Friday, February 5, 2010

Mme Pépin: Texas Beef Bake

While sifting through the 'Beef' section of my Healthy Cooking for under $7 cookbook I came across a 'Texas Beef Bake'. It sounded interesting and filling, perfect for a meal in with Mike since he eats like a horse.

The ingredients were simple enough: ground beef, mashed potatoes (from baking potatoes), frozen broccoli, parm cheese, an onion, beef broth, and some seasonings.

For meals involving more than just throwing pasta into boiling water while heating up some sauce, Mike and I like to work together. While he got to work chopping the onion, I skinned the potatoes and waited for the water to boil so I could get them ready for mashing. While we continued to wait for that water to boil, Mike sauteed the onions and I got the rest of the ingredients ready to be added to his pan as needed. Note on the water: just now boiling, potatoes added. Whole. The recommended 15 minutes had passed and the potatoes were in theory supposed to be ready to mash. Mike was running out of things to add to the pan.

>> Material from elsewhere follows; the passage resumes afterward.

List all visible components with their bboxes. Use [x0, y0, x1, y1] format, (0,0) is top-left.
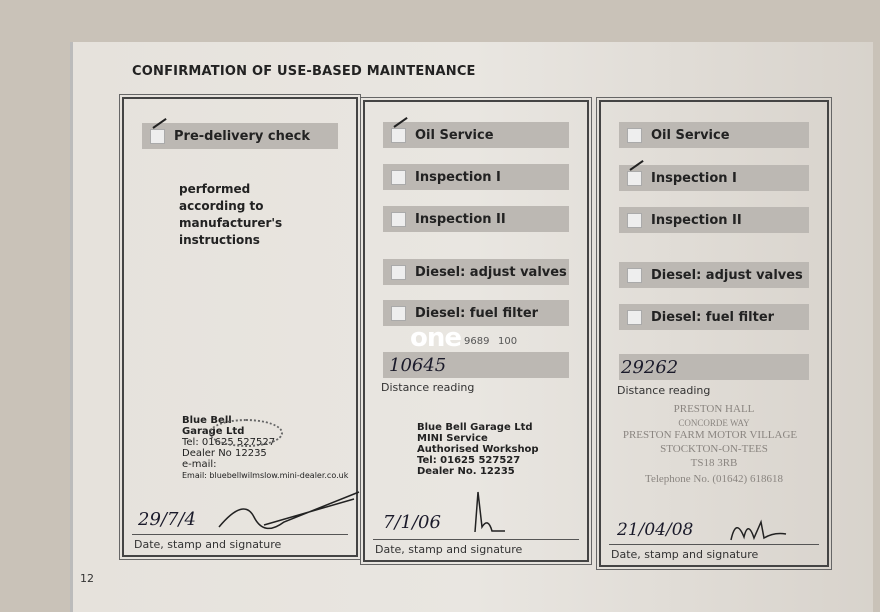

The mashing was not a success, the potatoes were still too hard (note that I'd already drained the water). So, Mike lowered the heat on the contents in the pan, as I got the water boiling. Again. The potatoes sat in the boiling water for another 15 minutes. Still too hard to mash as Mike tested their firmness every few minutes with a mashing utensil. We even debated if the utensil I gave him was appropriate for mashing. Finally Mike said, perhaps we should have cut them up before boiling them. Lightbulb. I looked in the cookbook, and noted that the ingredients called for the potatoes to be cut, not the directions (where I'd been looking this whole time). Oops. Needless to say that made a world of difference and we were back in action.

After everything had been sauteed (the pan turned into a large metal bowl as we ran out of space), we transfered the contents to a pyrex baking pan, sprinkled on the cheese (note next time I will not get grated parm, I'll get shredded), and popped it into the oven. The bake time took longer than expected, Mike attributed that to the cheese being grated.

When all was said and done, Mike did most of this meal, as I threw complications his way left and right (unintentional of course). Despite some of the set backs, the meal tasted excellent. It was incredibly filling, leaving plenty of leftovers (score for me, I got to bring it to work for lunch!).

I will say, don't make this as a company dish since it's quite the opposite of appetizing looking. But it does taste great, is under 400 calories, and is simple to make: if your baking partner isn't me.